Introduction & Wit

Hi, my name is Autumn Holladay. I am an English major with minors in Creative Writing and Film & Video Studies with a concentration in production. My favorite authors are T. S. Eliot, William Faulkner, Carson McCullers and Robert Penn Warren.

Pride and Prejudice mocks James Fordyce’s Sermons for Young Women, even though the text had some value to the principles of the time. First off, as a way of introducing the text in PAP, Mr. Collins picks out the Sermons to read to the Bennet family, yet, can only read three pages before Lydia interrupts him and offends him: “I have often observed how little ladies are interested by books of a serious stamp, though written solely for their benefit…there can be nothing so advantageous to them as instruction” (Austen 103). Austen comments on this belief through Mary Bennet: the only sister who reads such conduct books and, ironically, is the sister with the least amount of suitors. Both Mary and Mr. Collins study conduct books and apply them to the real world, in which the conduct codes ultimately fail. Mary has read that a lady should be accomplished in music and the arts. She applies this code by singing and playing the piano at Bingley’s ball, yet it does not work out. She takes it too far and the audience is bored; Mr. Bennet must tell her to stop. The code does not work in a real world setting.

James Fordyce was a clergy man like Mr. Collins who tried to seek fortune in London. The Sermons include an essay meant to dissuade women from making witty remarks since men would be less likely to marry because “every wit is a critic by profession” and thus would not make a peaceful marriage (400). As an argument against this, Elizabeth’s wit is what attracts Mr. Darcy to her first, rather than her looks or her accomplishments. In fact, out of all of the Bennet sisters, Elizabeth has three marriage proposals from: Mr. Collins, Mr. Wickham and Mr. Darcy and is the wittiest of the sisters. Her wit also leads her to decline all of them before agreeing to Mr. Darcy. From this point, it seems clear Pride and Prejudice works as an argument against such Lady Conduct books.

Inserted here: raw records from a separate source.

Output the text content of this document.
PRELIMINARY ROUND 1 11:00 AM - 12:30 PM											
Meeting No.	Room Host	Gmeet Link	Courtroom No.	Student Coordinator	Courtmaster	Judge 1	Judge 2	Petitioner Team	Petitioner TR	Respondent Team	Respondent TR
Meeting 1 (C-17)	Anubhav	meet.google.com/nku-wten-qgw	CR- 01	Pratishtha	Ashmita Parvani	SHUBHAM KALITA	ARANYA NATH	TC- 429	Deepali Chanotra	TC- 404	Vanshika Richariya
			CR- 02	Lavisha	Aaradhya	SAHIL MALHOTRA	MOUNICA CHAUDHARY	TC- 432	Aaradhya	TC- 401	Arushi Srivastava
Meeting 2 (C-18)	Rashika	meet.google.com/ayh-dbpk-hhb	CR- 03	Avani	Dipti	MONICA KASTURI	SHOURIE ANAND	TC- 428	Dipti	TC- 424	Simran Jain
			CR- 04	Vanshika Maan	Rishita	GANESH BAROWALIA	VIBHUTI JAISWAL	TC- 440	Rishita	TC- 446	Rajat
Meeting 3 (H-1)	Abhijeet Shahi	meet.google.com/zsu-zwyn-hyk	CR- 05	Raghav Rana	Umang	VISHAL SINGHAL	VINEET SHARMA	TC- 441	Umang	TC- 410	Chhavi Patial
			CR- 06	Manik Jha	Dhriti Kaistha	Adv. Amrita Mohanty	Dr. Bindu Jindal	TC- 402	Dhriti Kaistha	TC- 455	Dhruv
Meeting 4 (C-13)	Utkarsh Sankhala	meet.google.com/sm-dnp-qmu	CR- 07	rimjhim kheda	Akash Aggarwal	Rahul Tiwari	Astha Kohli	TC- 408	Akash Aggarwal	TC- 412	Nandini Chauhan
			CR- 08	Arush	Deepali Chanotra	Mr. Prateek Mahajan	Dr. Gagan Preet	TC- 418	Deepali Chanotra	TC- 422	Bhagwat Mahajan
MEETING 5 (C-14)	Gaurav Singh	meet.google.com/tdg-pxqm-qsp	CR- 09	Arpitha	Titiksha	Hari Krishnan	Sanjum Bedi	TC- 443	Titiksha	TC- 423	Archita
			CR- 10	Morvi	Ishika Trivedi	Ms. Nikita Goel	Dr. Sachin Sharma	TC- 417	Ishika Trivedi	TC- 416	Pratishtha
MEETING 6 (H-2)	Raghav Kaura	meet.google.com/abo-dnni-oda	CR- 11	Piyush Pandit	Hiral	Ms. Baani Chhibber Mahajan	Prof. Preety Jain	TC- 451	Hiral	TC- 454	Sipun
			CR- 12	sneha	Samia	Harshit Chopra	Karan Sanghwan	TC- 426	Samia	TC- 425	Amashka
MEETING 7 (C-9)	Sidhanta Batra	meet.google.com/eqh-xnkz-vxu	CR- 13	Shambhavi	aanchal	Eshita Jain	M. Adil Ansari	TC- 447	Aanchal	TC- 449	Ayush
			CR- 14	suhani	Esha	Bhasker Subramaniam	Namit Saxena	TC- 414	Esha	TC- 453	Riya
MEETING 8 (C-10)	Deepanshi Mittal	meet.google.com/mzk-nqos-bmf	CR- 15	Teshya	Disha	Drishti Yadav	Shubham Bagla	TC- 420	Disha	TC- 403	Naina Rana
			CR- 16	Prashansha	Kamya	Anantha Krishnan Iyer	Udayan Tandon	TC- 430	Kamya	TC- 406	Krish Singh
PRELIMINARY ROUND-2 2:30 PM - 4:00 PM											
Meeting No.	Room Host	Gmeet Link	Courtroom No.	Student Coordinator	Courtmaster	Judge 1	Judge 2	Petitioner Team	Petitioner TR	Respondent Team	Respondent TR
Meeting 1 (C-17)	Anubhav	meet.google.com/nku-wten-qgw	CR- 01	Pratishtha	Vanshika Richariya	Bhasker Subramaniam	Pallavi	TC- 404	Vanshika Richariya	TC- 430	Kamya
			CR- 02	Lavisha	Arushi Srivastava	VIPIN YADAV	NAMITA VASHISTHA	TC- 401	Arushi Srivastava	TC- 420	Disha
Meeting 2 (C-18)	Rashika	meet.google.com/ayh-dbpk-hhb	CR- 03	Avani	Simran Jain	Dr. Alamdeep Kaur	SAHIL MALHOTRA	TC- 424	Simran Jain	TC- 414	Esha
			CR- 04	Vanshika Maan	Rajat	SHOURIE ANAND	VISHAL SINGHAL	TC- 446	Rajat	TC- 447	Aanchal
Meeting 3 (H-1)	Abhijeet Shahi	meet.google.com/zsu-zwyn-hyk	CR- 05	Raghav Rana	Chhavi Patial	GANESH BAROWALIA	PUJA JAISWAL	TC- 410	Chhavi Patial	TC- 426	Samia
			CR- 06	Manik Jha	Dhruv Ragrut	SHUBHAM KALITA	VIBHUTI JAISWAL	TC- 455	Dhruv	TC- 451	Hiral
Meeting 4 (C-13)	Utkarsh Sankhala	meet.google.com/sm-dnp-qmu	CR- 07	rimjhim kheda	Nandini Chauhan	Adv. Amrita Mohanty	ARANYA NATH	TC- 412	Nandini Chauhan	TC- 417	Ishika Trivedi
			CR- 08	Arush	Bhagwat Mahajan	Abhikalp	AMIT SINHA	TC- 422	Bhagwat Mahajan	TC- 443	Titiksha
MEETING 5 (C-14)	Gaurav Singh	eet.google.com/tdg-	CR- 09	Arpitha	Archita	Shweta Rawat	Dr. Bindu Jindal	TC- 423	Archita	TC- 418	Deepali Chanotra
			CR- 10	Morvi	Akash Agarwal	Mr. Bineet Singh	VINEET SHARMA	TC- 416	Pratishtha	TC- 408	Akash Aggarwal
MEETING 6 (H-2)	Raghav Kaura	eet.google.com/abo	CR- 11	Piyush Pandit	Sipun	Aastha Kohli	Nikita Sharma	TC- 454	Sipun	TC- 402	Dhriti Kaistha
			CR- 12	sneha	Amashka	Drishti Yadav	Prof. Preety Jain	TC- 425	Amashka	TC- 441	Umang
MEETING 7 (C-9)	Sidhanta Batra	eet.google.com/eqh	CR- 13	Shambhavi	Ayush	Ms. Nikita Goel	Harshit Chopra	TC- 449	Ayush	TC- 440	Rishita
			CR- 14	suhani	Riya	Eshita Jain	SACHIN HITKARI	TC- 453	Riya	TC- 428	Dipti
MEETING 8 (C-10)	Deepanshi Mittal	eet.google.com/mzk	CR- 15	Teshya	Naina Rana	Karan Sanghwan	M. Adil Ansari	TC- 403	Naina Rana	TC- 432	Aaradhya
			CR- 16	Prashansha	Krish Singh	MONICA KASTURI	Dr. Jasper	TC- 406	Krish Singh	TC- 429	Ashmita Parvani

One thought on “Introduction & Wit

  1. Autumn,

    I couldn’t help but feel sorry for Mary, who is described as the “plain” sister who reads up on conduct codes like Fordyce’s and only ends up failing to make herself desirable in spite of her efforts. Elizabeth, meanwhile, defies the standards laid out by Fordyce and attracts a number of suitors with her wit. The juxtaposition between the two sisters stands to show Austen’s own opinions on Fordyce’s sermons, and I wonder if Mary and Elizabeth are based off of examples Austen witnessed in real life.